Sources familiar with the matter told Bloomberg that Apple’s operations, software engineering and services staff are working hard to open up crucial aspects of the company’s platforms.

It’s expected that customers will eventually be able to download third-party software on their iPhones and iPads without depending on Apple’s App Store, circumventing the tech giants’ limitations and up-to-30% commission charged on purchases.

The changes, which constitute a reversal of long-held principles, are a reaction to EU rules aimed at promoting competition by breathing life into third-party products and improving customers’ digital lives.

Apple is the first domino to fall

If other countries and world forces pass similar laws, Apple’s overhaul could become the foundation for worldwide change, according to Bloomberg’s sources.
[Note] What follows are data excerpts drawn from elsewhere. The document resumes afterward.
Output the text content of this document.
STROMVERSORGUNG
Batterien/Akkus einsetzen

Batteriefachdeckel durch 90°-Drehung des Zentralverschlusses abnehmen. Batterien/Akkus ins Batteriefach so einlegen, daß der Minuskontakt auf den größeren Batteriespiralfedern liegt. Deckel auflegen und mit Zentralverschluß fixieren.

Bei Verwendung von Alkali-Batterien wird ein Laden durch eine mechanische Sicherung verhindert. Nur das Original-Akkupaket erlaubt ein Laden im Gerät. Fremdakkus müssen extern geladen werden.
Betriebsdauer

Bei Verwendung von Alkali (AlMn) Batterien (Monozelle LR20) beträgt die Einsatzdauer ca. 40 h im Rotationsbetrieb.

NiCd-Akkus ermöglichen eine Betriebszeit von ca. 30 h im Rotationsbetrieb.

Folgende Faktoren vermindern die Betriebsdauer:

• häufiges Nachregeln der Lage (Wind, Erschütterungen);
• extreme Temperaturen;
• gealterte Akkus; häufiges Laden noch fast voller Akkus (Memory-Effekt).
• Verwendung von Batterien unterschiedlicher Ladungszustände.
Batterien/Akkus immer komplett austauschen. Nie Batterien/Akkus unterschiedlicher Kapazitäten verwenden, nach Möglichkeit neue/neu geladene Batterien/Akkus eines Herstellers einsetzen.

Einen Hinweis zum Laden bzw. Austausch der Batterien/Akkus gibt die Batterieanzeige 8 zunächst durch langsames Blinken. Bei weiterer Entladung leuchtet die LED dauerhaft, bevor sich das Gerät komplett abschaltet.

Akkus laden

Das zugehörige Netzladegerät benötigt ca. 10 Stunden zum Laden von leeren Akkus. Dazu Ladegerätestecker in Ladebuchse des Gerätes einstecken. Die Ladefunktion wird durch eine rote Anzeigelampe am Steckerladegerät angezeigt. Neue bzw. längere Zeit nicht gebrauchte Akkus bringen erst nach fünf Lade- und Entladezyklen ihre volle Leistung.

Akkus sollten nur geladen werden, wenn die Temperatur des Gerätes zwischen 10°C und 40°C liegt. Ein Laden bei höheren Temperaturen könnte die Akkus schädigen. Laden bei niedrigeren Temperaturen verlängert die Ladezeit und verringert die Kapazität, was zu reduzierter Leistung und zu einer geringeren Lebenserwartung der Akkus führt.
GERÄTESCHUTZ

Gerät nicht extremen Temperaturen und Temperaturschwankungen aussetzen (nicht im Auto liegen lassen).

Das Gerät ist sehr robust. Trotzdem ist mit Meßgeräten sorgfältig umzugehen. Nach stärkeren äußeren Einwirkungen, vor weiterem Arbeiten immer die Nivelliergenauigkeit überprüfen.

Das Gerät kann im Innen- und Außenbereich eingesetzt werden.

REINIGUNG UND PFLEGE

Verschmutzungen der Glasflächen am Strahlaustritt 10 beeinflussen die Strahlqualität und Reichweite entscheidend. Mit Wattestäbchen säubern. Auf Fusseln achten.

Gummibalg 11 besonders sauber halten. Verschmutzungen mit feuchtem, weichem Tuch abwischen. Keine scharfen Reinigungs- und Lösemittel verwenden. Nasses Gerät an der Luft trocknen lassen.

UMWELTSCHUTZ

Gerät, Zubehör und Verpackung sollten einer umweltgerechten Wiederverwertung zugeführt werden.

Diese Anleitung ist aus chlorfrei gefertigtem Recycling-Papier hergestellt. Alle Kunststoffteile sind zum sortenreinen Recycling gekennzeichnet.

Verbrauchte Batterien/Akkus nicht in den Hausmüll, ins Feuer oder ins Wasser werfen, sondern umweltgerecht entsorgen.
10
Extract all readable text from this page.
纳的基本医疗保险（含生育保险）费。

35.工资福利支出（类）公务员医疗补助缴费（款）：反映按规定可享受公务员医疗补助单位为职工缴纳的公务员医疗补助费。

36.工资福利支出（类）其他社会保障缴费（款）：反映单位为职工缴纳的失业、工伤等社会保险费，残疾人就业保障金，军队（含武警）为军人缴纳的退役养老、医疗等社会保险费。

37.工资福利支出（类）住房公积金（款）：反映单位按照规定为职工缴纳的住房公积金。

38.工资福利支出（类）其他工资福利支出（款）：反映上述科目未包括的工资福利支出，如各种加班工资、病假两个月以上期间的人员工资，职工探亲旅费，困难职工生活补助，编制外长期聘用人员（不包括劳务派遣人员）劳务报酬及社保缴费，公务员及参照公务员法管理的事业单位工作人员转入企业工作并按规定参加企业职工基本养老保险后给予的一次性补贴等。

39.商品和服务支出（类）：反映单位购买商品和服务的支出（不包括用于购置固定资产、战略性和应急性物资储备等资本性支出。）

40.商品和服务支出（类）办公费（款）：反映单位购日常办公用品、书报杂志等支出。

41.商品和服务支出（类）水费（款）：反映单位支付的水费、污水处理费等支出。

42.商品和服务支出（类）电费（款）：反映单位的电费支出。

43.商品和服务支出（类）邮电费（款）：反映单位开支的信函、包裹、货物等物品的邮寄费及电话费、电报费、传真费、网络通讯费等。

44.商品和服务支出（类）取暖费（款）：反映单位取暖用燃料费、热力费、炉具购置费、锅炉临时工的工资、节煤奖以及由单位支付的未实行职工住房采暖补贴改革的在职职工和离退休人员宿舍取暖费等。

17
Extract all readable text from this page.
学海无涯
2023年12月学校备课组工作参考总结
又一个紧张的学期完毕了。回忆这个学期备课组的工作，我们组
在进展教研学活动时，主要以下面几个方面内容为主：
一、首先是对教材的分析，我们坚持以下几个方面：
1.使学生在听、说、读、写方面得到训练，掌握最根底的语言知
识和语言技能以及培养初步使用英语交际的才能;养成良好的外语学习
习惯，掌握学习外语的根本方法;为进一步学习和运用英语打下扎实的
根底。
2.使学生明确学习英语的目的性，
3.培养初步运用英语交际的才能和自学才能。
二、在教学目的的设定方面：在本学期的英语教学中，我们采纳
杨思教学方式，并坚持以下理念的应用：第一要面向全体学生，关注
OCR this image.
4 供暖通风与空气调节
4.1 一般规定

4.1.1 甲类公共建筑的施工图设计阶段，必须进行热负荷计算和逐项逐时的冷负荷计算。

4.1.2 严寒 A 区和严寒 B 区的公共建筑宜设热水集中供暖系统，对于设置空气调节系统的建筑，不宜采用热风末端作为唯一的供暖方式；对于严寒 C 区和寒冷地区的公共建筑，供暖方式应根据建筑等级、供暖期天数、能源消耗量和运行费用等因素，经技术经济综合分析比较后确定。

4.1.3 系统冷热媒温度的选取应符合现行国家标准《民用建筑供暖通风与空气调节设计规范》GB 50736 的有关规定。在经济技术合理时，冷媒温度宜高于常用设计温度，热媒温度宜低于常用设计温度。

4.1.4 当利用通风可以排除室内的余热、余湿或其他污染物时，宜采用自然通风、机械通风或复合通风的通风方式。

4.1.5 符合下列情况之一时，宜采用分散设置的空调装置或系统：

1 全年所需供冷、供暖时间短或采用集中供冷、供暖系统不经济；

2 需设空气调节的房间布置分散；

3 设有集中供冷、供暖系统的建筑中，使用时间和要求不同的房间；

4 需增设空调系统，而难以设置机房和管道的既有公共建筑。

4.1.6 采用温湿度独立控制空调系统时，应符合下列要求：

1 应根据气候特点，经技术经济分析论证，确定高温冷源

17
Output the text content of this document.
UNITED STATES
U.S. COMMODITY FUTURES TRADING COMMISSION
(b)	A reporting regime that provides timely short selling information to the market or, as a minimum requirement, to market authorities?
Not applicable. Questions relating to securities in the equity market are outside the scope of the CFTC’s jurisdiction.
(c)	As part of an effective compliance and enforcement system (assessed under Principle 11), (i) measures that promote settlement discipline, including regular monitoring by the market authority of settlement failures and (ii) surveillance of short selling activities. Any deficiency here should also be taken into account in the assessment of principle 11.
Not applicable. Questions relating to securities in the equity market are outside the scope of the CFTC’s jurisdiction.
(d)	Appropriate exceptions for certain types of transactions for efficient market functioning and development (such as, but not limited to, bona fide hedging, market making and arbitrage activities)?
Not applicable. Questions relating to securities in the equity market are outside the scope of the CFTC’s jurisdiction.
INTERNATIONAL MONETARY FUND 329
The company’s adjustments will initially take effect in the EU.

The news saw shares in app development companies jump. Dating app provider Match Group saw a 10 percent increase while Bumble rose 9 percent, which signals that developers expect a reprieve from Apple’s commissions.

Digital Markets Act

Apple’s shares didn’t change much. A spokesperson for the company declined to comment on the impending transformation. The upcoming law, known as the Digital Markets Act, takes effect in the coming months, though companies are only required to comply starting in 2024.

The act requires major technology companies to support third-party software installations and help users change default settings. Major messaging apps will have to be compatible with other platforms while third-party developers gain the right to access core features in popular apps and services.  

Regulation-wise, government officials in the US and other countries have little traction compared to the EU.